Mathematical biologist Martin Nowak has dedicated his life to answering this fundamental problem of cooperation. In his book SuperCooperators: Altruism, Evolution and Why We Need Each Other to Succeed, Nowak identifies five special circumstances that induce cooperation.
The first circumstance is when the prisoner’s dilemma is played multiple times. In a repeated game, a cooperator who has been betrayed can always return the favor in the next round. Since mutual cooperation produces the best collective result, direct reciprocity can establish itself: you scratch my back, and I scratch yours.
The second circumstance is when the players become aware that the choices they make will be known by their community and affect their reputation. This is indirect reciprocity, which ascribes to the idea that I scratch your back so that somebody else will scratch mine.
The third circumstance has to do with spatial clustering, where cooperators seek out cooperative neighborhoods. The fourth is group selection, where competition with other groups induces cooperation within the groups. The fifth is kin selection, where we are induced to cooperate with our direct relatives in the spirit of nepotism.
Game theory is widely used in economics, social sciences and tough political negotiations. What is striking is that not only does it predict how humans and many animals behave in cooperative situations, it can even predict how single-cell bacteria behave. The same mathematical principles apply even when there is no conscious decision-maker making the decisions.
These insights give rise to evolutionary game theory, which was originally developed by John Maynard Smith. The field takes ideas developed within game theory and applies them to the natural world. Evolutionary game theory studies survival strategies that lead to reproductive success in various species. What Maynard Smith was especially interested in was identifying evolutionarily stable strategies (ESS) in various species. An ESS is a particular survival strategy that cannot be bested by a mutant strategy when every member of a population follows the same strategy.
Game theory and evolutionary game theory are scientific explorations of cooperation and offer a highly useful perspective for this book. One of the stated intentions of this book series is to articulate an evolutionarily stable strategy for all of humankind. But instead of trying to maximize reproductive success, the focus should be on maximizing well-being. In terms of regular game theory, we are looking for an optimal strategy that cannot be dominated by other strategies. Ideally this has to be a strategy that can be played by everyone at the same time.

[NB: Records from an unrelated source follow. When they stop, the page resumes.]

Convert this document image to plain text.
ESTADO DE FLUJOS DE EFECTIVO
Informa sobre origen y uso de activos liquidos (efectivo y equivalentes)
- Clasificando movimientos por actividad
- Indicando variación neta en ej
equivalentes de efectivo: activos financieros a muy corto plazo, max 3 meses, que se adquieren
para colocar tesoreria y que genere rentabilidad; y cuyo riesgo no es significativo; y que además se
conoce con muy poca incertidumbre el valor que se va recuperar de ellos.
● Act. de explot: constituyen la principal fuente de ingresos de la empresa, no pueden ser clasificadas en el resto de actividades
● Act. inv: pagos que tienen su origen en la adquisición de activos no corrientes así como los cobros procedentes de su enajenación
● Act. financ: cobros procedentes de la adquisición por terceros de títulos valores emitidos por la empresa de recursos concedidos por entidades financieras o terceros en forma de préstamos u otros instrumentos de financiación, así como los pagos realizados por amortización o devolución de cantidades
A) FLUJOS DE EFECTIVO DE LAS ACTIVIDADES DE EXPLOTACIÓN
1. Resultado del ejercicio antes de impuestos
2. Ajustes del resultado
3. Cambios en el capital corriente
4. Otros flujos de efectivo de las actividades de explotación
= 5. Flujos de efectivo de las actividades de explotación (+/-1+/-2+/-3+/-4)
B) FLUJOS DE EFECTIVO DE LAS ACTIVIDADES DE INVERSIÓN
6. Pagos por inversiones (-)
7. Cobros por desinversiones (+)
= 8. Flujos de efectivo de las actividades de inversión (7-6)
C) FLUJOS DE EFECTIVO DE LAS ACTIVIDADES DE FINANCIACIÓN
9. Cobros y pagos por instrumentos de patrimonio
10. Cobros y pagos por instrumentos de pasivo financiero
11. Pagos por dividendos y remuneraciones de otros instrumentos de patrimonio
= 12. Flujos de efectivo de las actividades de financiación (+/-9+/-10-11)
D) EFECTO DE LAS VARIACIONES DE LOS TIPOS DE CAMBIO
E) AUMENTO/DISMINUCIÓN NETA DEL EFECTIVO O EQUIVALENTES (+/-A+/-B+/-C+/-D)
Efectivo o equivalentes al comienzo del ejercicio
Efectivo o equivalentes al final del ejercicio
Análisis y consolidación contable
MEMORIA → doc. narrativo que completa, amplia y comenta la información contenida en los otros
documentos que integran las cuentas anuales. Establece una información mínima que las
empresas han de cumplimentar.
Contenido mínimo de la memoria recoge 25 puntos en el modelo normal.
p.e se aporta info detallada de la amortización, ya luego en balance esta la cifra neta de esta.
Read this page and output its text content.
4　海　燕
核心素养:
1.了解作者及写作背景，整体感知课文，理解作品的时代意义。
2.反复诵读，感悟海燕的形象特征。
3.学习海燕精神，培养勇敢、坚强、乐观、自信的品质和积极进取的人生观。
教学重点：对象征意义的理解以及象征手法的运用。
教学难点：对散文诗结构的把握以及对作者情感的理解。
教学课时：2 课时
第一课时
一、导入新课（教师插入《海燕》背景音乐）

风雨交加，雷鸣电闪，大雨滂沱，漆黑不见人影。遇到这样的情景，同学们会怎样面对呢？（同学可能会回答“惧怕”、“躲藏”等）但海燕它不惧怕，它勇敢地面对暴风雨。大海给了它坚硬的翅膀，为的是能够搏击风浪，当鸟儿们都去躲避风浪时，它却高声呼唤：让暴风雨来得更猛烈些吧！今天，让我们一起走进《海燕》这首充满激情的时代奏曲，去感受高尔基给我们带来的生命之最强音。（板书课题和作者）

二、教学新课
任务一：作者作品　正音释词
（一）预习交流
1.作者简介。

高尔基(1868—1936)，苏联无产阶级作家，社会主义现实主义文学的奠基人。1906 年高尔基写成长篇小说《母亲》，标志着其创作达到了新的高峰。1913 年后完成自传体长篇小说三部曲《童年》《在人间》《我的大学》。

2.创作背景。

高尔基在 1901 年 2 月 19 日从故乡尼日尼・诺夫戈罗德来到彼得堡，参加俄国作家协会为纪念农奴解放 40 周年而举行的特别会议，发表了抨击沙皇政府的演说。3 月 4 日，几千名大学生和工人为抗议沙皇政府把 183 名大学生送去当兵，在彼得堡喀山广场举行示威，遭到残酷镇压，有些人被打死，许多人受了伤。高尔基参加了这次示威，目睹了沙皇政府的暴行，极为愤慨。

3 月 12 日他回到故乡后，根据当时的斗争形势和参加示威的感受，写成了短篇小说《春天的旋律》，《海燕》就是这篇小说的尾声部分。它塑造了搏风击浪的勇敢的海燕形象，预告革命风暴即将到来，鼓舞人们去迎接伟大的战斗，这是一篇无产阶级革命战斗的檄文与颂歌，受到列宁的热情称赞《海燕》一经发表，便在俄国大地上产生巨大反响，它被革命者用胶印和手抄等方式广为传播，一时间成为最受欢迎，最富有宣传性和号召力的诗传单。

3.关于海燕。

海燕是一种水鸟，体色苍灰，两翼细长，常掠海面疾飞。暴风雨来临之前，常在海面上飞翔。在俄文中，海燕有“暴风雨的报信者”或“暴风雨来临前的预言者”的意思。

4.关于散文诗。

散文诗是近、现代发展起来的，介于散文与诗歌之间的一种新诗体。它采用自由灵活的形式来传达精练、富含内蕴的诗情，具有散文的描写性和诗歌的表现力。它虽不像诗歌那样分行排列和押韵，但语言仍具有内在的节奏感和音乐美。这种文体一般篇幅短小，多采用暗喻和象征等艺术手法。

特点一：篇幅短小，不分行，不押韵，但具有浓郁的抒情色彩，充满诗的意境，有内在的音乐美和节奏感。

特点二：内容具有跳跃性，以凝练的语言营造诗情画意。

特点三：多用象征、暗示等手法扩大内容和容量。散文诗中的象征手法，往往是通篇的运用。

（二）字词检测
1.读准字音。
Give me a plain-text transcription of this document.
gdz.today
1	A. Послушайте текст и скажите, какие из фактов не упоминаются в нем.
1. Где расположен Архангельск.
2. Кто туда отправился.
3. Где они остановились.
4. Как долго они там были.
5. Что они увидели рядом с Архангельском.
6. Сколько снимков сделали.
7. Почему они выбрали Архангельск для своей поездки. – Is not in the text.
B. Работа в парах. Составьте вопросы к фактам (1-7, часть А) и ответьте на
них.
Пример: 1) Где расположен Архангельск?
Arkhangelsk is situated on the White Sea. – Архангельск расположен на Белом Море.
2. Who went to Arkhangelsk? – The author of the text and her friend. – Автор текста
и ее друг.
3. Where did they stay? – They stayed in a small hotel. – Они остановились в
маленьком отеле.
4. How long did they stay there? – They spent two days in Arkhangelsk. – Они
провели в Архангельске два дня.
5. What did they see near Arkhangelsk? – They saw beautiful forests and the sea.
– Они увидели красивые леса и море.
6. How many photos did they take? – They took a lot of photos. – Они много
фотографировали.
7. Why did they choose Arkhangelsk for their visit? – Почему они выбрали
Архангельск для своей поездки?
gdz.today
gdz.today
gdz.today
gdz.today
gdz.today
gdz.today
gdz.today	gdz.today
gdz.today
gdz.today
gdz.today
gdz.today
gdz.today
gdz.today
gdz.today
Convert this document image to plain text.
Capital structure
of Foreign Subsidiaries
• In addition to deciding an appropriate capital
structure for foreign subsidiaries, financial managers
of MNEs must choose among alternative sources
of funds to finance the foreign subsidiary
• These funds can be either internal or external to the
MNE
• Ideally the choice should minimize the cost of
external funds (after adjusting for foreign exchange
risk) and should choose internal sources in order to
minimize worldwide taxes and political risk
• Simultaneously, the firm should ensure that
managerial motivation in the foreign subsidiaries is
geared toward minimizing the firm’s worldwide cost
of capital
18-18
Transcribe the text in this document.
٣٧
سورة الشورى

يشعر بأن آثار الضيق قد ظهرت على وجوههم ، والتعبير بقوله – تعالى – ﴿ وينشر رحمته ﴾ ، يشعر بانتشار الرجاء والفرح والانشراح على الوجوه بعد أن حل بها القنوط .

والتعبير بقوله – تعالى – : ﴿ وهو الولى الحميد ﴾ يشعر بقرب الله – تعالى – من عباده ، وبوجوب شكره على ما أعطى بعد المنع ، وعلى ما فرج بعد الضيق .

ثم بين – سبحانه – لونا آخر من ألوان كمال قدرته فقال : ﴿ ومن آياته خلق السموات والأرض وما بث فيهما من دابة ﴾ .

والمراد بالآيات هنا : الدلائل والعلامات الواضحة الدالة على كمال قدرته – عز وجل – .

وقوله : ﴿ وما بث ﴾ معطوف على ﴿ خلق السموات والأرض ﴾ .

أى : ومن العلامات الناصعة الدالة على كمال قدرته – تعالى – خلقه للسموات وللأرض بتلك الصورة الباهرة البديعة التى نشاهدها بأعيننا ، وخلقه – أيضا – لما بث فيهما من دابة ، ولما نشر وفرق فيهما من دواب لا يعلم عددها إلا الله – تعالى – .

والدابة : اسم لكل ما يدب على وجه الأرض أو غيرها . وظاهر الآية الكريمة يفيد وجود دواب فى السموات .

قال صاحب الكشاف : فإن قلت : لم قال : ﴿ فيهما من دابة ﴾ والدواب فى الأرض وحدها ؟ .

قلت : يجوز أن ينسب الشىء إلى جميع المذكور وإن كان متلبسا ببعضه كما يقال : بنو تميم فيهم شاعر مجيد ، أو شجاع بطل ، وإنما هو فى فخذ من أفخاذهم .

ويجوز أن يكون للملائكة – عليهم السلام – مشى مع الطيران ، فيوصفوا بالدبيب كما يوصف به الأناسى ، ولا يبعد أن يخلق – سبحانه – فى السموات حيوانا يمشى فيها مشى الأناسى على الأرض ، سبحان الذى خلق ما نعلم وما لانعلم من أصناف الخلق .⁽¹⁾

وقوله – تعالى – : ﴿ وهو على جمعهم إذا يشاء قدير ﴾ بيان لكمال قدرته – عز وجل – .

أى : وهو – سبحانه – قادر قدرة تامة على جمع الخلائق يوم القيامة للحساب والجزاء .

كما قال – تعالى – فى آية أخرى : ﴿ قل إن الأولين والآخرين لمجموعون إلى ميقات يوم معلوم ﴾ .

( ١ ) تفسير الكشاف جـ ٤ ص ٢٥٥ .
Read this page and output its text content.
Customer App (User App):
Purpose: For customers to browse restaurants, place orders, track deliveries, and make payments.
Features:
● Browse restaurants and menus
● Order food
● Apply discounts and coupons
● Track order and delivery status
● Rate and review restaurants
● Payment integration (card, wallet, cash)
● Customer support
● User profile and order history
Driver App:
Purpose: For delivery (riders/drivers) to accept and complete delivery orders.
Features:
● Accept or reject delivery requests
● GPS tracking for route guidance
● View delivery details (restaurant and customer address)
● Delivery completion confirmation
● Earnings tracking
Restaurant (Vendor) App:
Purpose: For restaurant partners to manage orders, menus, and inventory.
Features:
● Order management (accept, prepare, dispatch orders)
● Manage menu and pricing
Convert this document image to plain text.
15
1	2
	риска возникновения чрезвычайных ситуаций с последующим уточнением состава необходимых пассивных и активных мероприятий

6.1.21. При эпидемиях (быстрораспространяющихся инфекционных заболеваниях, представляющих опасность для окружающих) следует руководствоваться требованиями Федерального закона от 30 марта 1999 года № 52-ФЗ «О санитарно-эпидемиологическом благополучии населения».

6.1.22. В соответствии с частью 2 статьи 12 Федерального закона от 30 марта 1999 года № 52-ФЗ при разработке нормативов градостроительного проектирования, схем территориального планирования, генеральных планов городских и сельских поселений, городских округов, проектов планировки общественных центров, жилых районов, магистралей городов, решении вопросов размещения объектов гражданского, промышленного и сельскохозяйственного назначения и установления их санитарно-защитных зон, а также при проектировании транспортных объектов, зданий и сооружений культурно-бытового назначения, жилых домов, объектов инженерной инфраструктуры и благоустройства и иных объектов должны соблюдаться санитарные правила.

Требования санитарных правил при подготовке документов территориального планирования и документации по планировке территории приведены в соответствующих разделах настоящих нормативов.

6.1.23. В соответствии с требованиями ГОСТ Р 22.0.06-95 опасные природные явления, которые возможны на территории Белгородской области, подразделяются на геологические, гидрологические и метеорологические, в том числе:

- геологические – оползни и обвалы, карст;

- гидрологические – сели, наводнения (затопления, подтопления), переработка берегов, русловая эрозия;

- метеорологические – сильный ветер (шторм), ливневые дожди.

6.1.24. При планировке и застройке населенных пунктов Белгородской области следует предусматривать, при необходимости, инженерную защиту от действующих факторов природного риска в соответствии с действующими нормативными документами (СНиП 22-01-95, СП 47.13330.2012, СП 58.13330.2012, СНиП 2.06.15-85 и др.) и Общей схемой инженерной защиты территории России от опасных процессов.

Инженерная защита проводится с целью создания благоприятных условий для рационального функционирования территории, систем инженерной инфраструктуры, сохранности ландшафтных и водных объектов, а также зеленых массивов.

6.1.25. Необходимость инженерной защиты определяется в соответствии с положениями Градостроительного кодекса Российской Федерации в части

To do this, we can use ideas from game theory to design life into the best possible positive-sum game we can think of. If we manage to create a win-win scenario for everybody, this could lay the foundation for enduring cooperation. Creating a stable cooperative framework that spans the globe would in turn complete the major evolutionary transition. The hope is that when this transition is complete, it is capable of overcoming the existential threats that now imperil our existence.